松原剣道・剣友会


剣道のお話

剣道のお話

全米剣道選手権大会に審判員として参加して
師範 南 雄三

私は今年(平成20年)の7月3・4・5日に、アメリカのラスベガスで行なわれた「第11回全米剣道選手権大会」に、縁あって審判員として参加する機会を得ました。この大会を通じて感じたことは沢山ありますがその一部を紹介したいと思います。

第一に感じたことは、アメリカ選手の多くが世界大会での日本に対する勝利の興奮をそのまま維持しているということです。ご存知のとおり、世界大会で日本が初めて敗れたのが、一昨年の世界大会でのアメリカチームです。世界大会では、とても大きな勢いと盛り上がりを感じましたが、今大会でも全体を通じて、選手の一人一人が大会に出場する喜びを身体全体に充満させて試合をしているのです。そんなアメリカチームを見て、私達同行した者の多くが、アメリカは日本にとってこれからも侮れない強敵の一つになるだろうという印象を受けました。

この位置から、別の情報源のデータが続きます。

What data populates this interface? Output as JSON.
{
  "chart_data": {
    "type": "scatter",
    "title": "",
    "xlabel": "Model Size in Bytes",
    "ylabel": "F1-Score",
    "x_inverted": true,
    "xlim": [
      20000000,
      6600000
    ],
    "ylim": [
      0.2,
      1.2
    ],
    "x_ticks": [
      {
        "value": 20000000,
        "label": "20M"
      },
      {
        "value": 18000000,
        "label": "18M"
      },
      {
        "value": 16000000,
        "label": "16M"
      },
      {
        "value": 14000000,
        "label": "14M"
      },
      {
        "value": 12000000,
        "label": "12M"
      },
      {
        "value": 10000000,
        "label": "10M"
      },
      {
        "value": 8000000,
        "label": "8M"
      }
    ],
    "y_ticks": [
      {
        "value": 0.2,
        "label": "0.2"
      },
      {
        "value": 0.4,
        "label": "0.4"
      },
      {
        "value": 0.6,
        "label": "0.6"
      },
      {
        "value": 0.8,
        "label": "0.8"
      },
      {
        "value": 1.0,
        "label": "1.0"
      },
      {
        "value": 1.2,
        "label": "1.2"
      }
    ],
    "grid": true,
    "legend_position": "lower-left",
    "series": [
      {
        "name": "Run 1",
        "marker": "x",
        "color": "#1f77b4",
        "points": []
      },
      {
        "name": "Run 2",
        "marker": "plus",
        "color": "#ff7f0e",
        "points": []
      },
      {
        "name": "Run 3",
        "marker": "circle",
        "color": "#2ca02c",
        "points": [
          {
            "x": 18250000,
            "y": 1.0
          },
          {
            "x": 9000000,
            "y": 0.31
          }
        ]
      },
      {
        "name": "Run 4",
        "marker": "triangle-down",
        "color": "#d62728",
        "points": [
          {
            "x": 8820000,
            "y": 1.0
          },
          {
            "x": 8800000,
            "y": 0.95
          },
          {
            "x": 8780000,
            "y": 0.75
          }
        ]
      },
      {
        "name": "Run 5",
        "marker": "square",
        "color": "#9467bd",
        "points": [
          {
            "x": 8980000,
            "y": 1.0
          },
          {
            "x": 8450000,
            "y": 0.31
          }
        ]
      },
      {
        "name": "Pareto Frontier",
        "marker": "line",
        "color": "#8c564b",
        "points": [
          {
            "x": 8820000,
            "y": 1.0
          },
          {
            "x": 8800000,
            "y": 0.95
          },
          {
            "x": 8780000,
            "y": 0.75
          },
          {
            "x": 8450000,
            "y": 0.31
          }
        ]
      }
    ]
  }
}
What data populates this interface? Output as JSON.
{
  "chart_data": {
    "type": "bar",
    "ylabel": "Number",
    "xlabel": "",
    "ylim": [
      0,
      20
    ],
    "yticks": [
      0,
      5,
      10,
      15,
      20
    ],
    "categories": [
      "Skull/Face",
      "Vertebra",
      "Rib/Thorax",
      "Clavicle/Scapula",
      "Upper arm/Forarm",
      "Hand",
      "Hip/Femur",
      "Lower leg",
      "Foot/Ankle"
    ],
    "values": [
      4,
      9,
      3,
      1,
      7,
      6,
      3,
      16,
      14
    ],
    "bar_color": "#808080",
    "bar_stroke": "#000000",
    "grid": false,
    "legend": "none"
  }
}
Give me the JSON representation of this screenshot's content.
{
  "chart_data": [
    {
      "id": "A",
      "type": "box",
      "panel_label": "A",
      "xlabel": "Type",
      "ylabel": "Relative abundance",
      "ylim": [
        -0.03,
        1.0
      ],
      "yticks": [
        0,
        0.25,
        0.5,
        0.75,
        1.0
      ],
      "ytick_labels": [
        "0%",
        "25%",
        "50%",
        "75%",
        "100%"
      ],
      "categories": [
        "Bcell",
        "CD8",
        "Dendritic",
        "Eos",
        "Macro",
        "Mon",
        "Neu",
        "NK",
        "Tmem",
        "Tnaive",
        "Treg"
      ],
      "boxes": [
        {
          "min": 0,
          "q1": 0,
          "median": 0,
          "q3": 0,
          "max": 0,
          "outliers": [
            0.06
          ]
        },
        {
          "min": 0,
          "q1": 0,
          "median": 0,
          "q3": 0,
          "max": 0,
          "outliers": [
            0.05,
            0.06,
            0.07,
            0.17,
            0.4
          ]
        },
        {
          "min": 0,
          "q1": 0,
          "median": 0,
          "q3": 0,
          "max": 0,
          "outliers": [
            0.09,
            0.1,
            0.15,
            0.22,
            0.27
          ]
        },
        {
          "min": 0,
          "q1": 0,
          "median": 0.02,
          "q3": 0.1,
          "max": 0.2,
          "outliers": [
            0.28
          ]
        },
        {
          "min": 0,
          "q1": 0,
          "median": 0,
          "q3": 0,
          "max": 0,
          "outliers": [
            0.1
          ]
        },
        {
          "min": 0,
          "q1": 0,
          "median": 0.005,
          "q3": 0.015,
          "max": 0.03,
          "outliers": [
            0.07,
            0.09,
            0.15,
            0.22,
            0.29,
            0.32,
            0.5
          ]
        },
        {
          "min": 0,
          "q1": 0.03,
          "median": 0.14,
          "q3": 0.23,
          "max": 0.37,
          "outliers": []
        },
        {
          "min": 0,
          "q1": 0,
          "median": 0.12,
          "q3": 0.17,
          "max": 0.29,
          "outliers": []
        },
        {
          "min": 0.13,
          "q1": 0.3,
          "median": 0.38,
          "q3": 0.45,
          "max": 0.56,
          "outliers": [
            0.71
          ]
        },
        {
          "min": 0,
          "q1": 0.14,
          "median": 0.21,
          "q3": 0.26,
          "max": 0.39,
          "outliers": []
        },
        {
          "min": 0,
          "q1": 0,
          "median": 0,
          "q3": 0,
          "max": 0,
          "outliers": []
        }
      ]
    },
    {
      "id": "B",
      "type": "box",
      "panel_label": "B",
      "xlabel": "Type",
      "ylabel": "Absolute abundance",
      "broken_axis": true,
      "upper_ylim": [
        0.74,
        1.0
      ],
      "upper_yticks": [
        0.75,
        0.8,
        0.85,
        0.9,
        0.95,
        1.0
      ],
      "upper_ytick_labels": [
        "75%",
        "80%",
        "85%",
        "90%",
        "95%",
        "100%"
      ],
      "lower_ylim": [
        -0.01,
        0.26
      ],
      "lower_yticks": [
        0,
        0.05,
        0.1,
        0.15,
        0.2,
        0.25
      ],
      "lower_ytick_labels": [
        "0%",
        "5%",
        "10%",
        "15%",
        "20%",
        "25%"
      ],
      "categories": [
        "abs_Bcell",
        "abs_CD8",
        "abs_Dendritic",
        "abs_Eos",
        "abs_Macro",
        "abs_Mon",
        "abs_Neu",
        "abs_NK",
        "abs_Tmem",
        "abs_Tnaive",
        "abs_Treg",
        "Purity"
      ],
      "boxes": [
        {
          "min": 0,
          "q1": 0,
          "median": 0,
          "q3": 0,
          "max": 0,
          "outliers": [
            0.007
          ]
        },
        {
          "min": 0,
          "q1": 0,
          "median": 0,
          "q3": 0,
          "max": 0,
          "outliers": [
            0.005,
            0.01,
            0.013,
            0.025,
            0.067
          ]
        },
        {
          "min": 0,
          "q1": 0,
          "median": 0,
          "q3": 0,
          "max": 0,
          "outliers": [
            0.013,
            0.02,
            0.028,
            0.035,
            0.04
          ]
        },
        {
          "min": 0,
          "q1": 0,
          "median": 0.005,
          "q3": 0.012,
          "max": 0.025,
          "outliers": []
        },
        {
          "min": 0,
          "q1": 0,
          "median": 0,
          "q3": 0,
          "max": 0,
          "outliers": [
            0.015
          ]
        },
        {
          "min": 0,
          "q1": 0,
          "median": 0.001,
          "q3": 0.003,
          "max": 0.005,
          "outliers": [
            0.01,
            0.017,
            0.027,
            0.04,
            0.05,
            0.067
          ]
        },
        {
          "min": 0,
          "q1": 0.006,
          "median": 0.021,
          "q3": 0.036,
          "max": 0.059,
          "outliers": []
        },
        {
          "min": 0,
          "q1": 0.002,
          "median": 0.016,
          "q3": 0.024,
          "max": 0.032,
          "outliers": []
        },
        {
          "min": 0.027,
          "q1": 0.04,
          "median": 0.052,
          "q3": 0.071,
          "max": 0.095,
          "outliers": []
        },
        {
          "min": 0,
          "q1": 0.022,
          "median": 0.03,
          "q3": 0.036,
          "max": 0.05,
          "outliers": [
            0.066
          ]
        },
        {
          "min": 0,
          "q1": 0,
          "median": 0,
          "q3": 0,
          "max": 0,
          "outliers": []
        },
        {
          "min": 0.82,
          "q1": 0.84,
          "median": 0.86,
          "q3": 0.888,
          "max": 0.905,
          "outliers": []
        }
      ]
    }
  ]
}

第二に、ある人が「日本で失われた武士道の精神がここアメリカに残っている」と述懐していましたが、私も同様の印象です。武士道的精神の本質は尊敬と感謝の礼、そして命がけの捨て身にあると私は考えています。残念ながら、今の日本での試合を見ていると、負けないための工夫が良い試合と考えられている節があります。捨て身になれないそうした精神からは相手に対する本心からの尊敬と感謝の礼は生れません。また、監督や観客の姿も同じで、日本の地方大会でしばしば見られる、監督からの試合中での選手に対する指示、さらには叱責や罵声などを浴びせる姿を殆ど見かけませんでした。

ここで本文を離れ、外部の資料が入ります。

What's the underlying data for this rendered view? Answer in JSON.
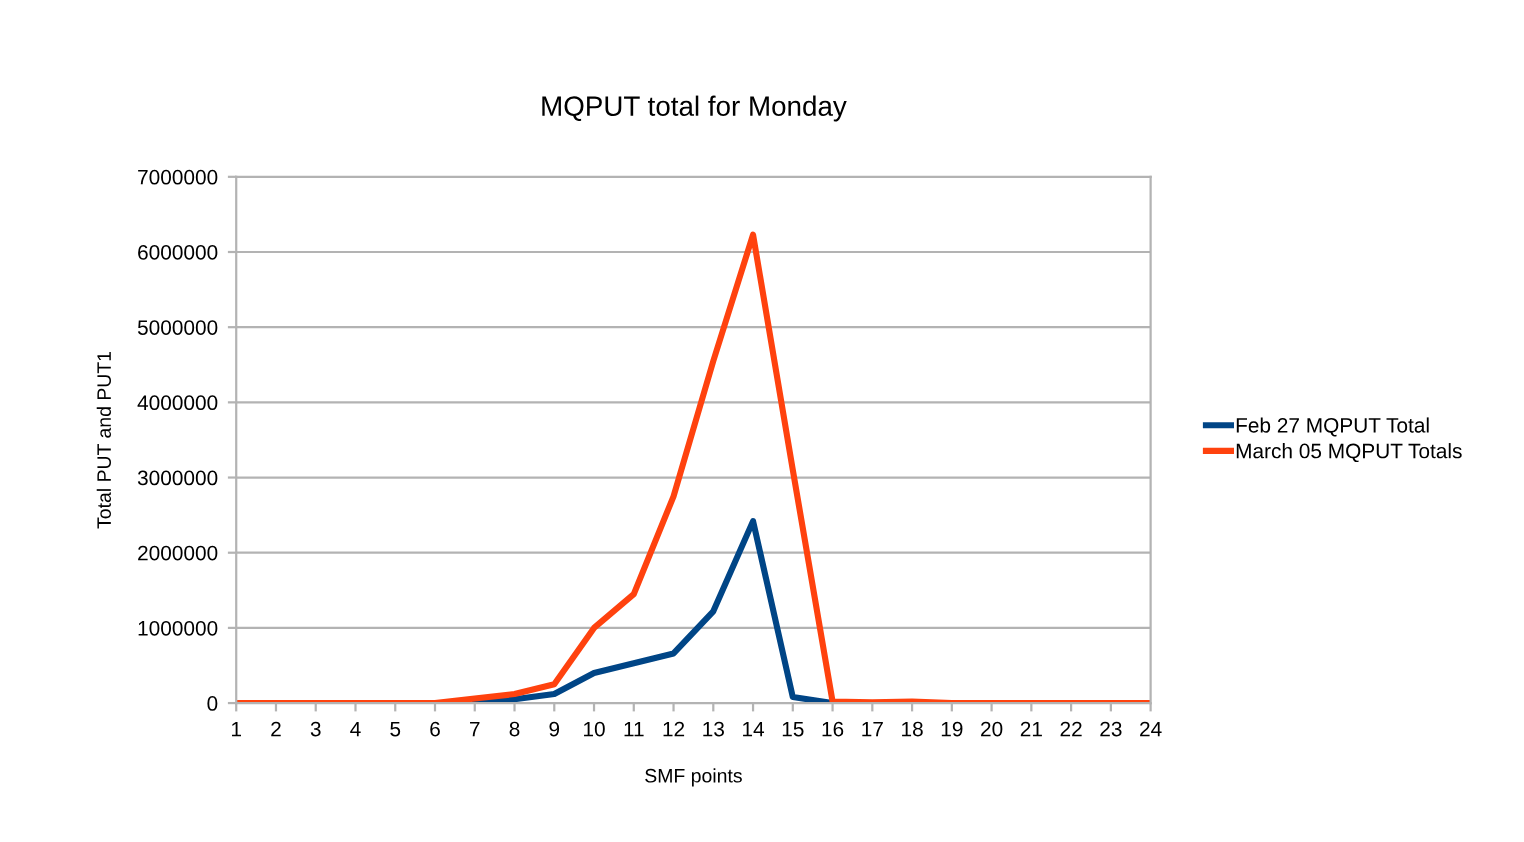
{
  "chart_data": {
    "type": "line",
    "title": "MQPUT total for Monday",
    "xlabel": "SMF points",
    "ylabel": "Total PUT and PUT1",
    "x": [
      1,
      2,
      3,
      4,
      5,
      6,
      7,
      8,
      9,
      10,
      11,
      12,
      13,
      14,
      15,
      16,
      17,
      18,
      19,
      20,
      21,
      22,
      23,
      24
    ],
    "series": [
      {
        "name": "Feb 27 MQPUT Total",
        "color": "#004586",
        "values": [
          null,
          null,
          null,
          null,
          null,
          null,
          0,
          50000,
          120000,
          400000,
          530000,
          660000,
          1220000,
          2420000,
          80000,
          0,
          null,
          null,
          null,
          null,
          null,
          null,
          null,
          null
        ]
      },
      {
        "name": "March 05 MQPUT Totals",
        "color": "#ff420e",
        "values": [
          0,
          0,
          0,
          0,
          0,
          0,
          60000,
          120000,
          250000,
          1000000,
          1450000,
          2750000,
          4550000,
          6230000,
          3100000,
          20000,
          10000,
          20000,
          0,
          0,
          0,
          0,
          0,
          0
        ]
      }
    ],
    "xlim": [
      1,
      24
    ],
    "xticks": [
      1,
      2,
      3,
      4,
      5,
      6,
      7,
      8,
      9,
      10,
      11,
      12,
      13,
      14,
      15,
      16,
      17,
      18,
      19,
      20,
      21,
      22,
      23,
      24
    ],
    "ylim": [
      0,
      7000000
    ],
    "yticks": [
      0,
      1000000,
      2000000,
      3000000,
      4000000,
      5000000,
      6000000,
      7000000
    ],
    "grid": "y",
    "legend": "right",
    "marker": "none",
    "line_style": "solid"
  }
}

勝負の世界である以上は、一昨年の世界大会で日本がアメリカに負けたことはさしたる問題ではないと思っています。しかし、剣道における優れた要素が日本剣道から失われることこそは、大問題だと思います。海外の人達が最も大切に考え、剣道を通して学ぼうとしている精神こそ、本家である日本剣道が維持していなければならない大切な要素です。それこそが私達が子供達にきちんと学ばせ、身に付けさせなければならない本質なのではないかと思います。

私達日本から参加した審判員の誰もが、とても清々しい気持ちで最後まで審判を努めることができました。この大会を通じて、我々指導する立場の者は、勝ち負けを越え、海外の人々からも尊敬される内容の剣道を、将来を担う子供達のために伝えて行くことが、最も大切なことなのだと改めて強く認識した次第です。